Toutes ces données en elles-mêmes ne seraient rien si elles ne devaient (et pouvaient) être analysées. Au-delà de la quantité impressionnante de ces données brutes, la révolution apportée par les « Big data » a très probablement porté plus encore sur les méthodes de leur analyse. En effet, nous sommes passés d’un système dans lequel les données étaient peu nombreuses mais très stéréotypées (nécessitant donc des méthodes d’analyse et de traitement simples) à un système dans lequel la nature même des données est mal maîtrisée. A titre d’exemple, antérieurement, le fichier client d’un commerçant générait des données « simples » en termes de nombre d’articles, de prix de ces articles, de date d’achat de l’article, etc… Les logiciels généraient alors des analyses avec des calculs « simples » de moyennes, de fréquence d’achat, de durée de vie d’un produit en rayon, etc… A l’ère des « Big Data », les données que le commerçant peut enregistrer concernent aussi la typologie du client, son trajet à l’intérieur du magasin, voire même le temps qu’il fait dehors ou la musique qui est diffusée dans les rayons (c’est ce qu’on appelle le « profilage »). Les logiciels peuvent analyser (et en temps réel) l’ensemble de ces informations et adapter l’environnement commercial (la musique, le nombre d’hôtesses de caisse, etc…). Ils peuvent prédire finement le succès commercial des différents articles en fonction de nombreux paramètres (météo, jour de la semaine, actualité…) et les anticiper ; ce qui permet une meilleure gestion des stocks et des commandes. Pour arriver à ces résultats, il a fallu donc changer de paradigme en termes d’analyses et inventer de nouveaux modes d’analyse : ce sont les « Big Analytics » (ou « broyage de données » ou « analyses complexes »). Ces analyses complexes répondent à la « règle des 3 V » : elles traitent d’un très grand nombre de données (un grand volume) qui sont très variées (une grande variété), à une très grande vitesse (tant pour la génération des données que pour leur transfert et leur analyse). Certains ajoutent 2 V puisque ces analyses permettent aussi une plus grande valeur ajoutée, en assurant une plus grande véracité de l’information traitée.

Au-delà des concepts « marketing » que ces définitions révèlent, elles soulèvent surtout une réalité : l’ère du « Big Data » est celle d’une volonté d’avoir toujours plus (de données, de vitesse, de valeur…). Ces données étaient déjà quasiment innombrables, avec leur analyse, de nouvelles données sont encore générées : on approche alors de l’explosion entropique au cours de laquelle tellement de nouvelles informations sont créées qu’on atteint la saturation du système (certains parlent alors d’« infobésité »).
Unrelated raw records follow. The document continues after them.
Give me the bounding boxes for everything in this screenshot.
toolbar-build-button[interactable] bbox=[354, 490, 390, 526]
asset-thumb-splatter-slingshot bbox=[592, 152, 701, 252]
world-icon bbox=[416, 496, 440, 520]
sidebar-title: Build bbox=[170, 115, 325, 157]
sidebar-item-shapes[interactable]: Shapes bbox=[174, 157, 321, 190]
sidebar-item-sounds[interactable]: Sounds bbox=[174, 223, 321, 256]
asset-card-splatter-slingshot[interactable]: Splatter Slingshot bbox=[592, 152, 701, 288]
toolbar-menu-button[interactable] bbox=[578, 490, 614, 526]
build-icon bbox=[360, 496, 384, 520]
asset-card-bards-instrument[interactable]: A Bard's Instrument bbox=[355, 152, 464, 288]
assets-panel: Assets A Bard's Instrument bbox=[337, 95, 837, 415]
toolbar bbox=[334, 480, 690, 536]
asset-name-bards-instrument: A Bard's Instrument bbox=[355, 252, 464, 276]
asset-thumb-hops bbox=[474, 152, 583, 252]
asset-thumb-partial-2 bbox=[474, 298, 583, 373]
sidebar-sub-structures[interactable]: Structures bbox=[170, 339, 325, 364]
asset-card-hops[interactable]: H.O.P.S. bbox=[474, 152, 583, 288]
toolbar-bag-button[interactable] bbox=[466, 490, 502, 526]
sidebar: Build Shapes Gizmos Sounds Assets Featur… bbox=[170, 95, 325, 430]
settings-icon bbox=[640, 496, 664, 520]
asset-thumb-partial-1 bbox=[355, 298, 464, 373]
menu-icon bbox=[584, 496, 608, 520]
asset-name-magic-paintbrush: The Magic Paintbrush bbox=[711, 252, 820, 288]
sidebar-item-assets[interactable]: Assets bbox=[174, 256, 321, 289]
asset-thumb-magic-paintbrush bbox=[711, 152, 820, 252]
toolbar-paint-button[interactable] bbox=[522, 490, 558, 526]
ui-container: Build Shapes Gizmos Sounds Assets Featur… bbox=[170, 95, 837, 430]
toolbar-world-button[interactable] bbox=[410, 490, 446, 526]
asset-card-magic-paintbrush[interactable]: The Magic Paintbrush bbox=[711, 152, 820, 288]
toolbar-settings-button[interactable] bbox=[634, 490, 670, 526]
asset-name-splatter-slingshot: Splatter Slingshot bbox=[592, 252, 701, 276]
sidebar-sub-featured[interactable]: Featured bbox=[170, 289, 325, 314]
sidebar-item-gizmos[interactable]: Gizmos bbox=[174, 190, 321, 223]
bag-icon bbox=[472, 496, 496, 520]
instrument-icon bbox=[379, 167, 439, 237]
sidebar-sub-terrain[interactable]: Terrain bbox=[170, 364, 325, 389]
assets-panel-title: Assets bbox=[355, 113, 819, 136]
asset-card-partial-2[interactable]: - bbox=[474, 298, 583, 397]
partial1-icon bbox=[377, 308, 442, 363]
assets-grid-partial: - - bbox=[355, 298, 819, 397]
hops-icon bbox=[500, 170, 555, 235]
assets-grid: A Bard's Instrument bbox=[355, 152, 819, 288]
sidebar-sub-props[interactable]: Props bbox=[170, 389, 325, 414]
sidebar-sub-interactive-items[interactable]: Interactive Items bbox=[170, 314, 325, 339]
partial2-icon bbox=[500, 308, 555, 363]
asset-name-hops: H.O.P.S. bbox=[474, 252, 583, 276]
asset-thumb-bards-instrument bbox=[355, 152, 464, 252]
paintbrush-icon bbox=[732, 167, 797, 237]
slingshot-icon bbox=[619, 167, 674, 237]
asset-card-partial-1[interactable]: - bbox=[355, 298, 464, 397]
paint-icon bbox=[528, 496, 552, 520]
Pour prévenir cette situation, les logiciels d’analyse de données doivent aller plus loin et eux-mêmes évoluer avec les résultats qu’ils génèrent et analysent : on parle alors de « machine learning » (ou apprentissage automatique au cours duquel la machine apprend elle-même au fur et à mesure) ou d’« intelligence artificielle » : dites « IA » pour être dans le coup. Lorsqu’elle est capable d’apprendre à des niveaux extrêmement complexes, on parle alors de « deep learning » : cependant, la nuance à partir de quand on est dans le « deep learning » du « machine learning » versus le « shallow learning » du « machine learning » n’est pas toujours très claire…

Le lieu de l’analyse est aussi important : tout peut être centralisé (sur un seul serveur) ou décentralisé (sur le lieu de génération de l’information). En clair, soit vous stockez toutes les données sur un serveur à distance sans les trier initialement lorsqu’elles sont générées (vous le ferez ensuite au moment de l’analyse quand vous le déciderez), puis vous les analysez (ou pas…) ; soit vous choisissez que l’analyse (avec le tri des données) soit faite en amont, quasiment sur le lieu de la génération des données. La deuxième solution correspond aux « smart data » (les données dites intelligentes) : elles ont l’avantage de ne pas stocker d’informations « inutiles », uniquement celles qui sont nécessaires à l’analyse, mais elles nécessitent cependant de savoir quelle est la question posée initialement et à laquelle doivent répondre les analyses, ce qui est quand même rarement le cas dans le monde du « Big Data ».